Copenhague, 21 mai (EFE) - A versão do quadro O Grito, do pintor Edvard Munch, que o Museu Munch de Oslo tem em seu poder, foi pintada em 1910, e não em 1893, como até agora se pensava, revelaram hoje os restauradores da obra, gravemente danificada após seu roubo em agosto de 2004.

EFE |

Edvard Munch pintou várias versões de "O Grito", embora as duas mais famosas se encontrem na Galeria Nacional e no Museu Munch, ambos situados na capital norueguesa.

Os dois estabelecimento disputaram durante anos para saber qual possuía a versão mais antiga do célebre quadro.

O Museu Munch mostrou hoje, pela primeira vez após o árduo processo de restauração, as obras "O Grito" e "A Madonna", que farão parte de uma exposição que será inaugurada nesta sexta-feira sobre o artista, que contará ainda com esboços anteriores, desenhos e diários.

Apesar do difícil trabalho de reparação, financiado em parte por um patrocinador privado japonês, os quadros apresentam danos irreparáveis, especialmente "O Grito".

Dois homens mascarados entraram no Museu Munch no dia 22 de agosto de 2004, e ameaçaram com uma pistola os guardas e os visitantes para levar os quadros "O Grito" e "A Madonna".

A Polícia norueguesa recuperou as obras dois anos depois, em uma operação desenvolvida nos arredores de Oslo.

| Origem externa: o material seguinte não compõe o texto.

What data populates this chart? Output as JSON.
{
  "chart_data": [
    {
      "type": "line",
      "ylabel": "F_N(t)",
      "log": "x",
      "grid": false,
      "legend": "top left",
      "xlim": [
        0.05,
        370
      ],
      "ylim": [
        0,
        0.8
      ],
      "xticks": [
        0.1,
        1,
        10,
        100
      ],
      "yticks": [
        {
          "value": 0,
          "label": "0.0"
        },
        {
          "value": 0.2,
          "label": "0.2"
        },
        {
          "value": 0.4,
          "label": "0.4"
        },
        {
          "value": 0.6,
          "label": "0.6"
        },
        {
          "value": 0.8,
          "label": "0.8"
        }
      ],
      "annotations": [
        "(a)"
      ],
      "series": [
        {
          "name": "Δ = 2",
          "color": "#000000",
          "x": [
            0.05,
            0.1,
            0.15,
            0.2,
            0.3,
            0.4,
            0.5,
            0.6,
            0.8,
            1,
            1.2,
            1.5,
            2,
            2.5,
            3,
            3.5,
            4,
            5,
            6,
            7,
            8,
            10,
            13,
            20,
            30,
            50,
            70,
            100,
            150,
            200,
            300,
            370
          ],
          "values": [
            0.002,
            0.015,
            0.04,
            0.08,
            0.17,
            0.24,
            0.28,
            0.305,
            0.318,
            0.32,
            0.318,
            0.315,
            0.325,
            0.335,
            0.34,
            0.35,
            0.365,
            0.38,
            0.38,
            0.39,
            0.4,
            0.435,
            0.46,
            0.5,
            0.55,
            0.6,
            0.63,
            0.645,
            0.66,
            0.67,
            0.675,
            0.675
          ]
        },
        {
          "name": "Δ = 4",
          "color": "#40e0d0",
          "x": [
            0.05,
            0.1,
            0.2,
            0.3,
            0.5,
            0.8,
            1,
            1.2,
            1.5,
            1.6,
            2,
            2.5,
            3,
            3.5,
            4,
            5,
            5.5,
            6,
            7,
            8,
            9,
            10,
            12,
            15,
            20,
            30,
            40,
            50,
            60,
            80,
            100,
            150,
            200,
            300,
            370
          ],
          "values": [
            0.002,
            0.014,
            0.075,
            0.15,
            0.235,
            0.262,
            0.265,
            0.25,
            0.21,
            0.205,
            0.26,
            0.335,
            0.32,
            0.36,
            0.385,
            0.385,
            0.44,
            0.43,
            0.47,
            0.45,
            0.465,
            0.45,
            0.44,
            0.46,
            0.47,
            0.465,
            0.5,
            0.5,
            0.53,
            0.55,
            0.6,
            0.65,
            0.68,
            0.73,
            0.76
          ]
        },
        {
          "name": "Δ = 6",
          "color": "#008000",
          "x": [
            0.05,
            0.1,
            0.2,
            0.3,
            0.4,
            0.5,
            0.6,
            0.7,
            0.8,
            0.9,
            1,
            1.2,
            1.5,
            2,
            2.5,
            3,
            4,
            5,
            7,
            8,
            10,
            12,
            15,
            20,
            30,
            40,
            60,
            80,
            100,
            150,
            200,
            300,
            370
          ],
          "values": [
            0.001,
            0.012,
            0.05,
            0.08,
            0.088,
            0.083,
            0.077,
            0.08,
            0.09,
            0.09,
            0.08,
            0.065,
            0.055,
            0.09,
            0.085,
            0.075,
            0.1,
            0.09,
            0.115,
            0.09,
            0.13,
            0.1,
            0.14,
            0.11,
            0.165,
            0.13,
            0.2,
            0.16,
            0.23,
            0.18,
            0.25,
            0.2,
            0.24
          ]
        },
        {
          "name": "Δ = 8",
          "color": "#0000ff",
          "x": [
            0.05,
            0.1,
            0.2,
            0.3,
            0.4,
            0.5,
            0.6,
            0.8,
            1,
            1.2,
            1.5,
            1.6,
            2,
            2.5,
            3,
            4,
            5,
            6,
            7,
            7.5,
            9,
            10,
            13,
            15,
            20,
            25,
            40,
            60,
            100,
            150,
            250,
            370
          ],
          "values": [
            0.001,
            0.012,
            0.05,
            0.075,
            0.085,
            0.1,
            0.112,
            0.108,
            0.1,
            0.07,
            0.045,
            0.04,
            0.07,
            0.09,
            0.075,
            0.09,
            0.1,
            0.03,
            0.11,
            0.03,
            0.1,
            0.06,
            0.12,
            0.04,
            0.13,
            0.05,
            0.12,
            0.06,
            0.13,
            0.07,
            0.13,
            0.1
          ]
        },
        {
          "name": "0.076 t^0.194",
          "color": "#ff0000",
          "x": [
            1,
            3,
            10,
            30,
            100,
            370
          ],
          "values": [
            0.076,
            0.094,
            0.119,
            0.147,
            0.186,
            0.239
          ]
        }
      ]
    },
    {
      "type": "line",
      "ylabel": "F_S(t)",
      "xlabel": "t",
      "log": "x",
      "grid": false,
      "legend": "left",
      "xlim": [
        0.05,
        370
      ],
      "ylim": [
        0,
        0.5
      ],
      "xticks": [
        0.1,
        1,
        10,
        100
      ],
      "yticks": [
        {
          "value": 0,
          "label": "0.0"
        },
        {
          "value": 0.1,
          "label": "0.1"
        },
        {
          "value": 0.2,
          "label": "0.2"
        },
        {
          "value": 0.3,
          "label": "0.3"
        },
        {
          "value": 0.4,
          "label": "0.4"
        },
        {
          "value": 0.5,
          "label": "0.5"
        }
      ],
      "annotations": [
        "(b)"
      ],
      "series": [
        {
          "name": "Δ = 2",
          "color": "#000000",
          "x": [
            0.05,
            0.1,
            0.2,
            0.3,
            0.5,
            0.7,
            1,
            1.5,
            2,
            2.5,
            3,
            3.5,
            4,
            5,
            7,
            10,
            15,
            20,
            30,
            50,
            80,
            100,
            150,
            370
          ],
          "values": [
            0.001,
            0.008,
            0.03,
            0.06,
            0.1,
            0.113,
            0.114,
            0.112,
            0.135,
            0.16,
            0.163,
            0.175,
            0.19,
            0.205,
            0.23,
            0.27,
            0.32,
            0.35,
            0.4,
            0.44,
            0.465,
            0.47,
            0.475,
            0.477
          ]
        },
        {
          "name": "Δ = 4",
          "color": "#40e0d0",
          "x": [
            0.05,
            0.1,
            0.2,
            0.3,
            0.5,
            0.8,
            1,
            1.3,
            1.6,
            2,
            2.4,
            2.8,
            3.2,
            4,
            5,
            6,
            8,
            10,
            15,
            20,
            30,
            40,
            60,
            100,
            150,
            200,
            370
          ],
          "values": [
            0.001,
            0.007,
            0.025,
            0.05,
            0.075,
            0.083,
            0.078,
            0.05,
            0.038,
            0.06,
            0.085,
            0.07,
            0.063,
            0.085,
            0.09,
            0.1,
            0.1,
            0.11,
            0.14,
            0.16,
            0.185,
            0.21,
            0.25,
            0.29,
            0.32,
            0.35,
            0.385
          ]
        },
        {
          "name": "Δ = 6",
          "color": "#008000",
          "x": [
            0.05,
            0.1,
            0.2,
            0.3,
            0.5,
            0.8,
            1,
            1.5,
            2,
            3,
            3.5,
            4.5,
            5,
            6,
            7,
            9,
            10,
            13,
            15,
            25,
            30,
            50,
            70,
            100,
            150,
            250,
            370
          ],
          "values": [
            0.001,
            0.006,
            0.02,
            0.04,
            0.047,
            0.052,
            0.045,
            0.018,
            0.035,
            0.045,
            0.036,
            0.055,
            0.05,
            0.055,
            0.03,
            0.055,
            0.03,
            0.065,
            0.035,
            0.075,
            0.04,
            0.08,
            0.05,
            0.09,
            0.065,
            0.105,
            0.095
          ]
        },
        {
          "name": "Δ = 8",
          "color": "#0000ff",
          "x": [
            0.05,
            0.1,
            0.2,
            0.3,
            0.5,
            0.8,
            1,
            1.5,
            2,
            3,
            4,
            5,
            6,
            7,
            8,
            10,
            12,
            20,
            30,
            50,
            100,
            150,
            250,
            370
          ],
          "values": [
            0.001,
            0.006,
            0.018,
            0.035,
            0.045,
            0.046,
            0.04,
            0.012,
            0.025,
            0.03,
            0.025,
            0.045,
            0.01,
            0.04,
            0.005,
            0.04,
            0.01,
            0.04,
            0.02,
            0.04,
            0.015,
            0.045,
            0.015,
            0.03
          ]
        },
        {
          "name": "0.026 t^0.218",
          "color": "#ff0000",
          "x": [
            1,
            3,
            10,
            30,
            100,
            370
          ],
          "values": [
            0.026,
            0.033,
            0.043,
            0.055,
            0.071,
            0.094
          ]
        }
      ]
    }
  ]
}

Ambos os quadros sofreram danos graves, como rasgões, buracos e manchas causadas pela umidade, mas foi "A Madonna" que sofreu mais, com dois buracos de 2,6 centímetros de diâmetro na parte inferior esquerda da tela.

"O Grito" e "A Madonna" foram exibidos com danos durante cinco dias no Museu Munch, antes de serem submetidos à restauração.

Em janeiro passado, a Corte Suprema da Noruega condenou a 6 e 10 anos e meio de prisão as duas pessoas responsáveis pelo roubo, e ordenou a repetição do julgamento contra o líder da operação por um erro processual durante o julgamento no Tribunal de Apelação.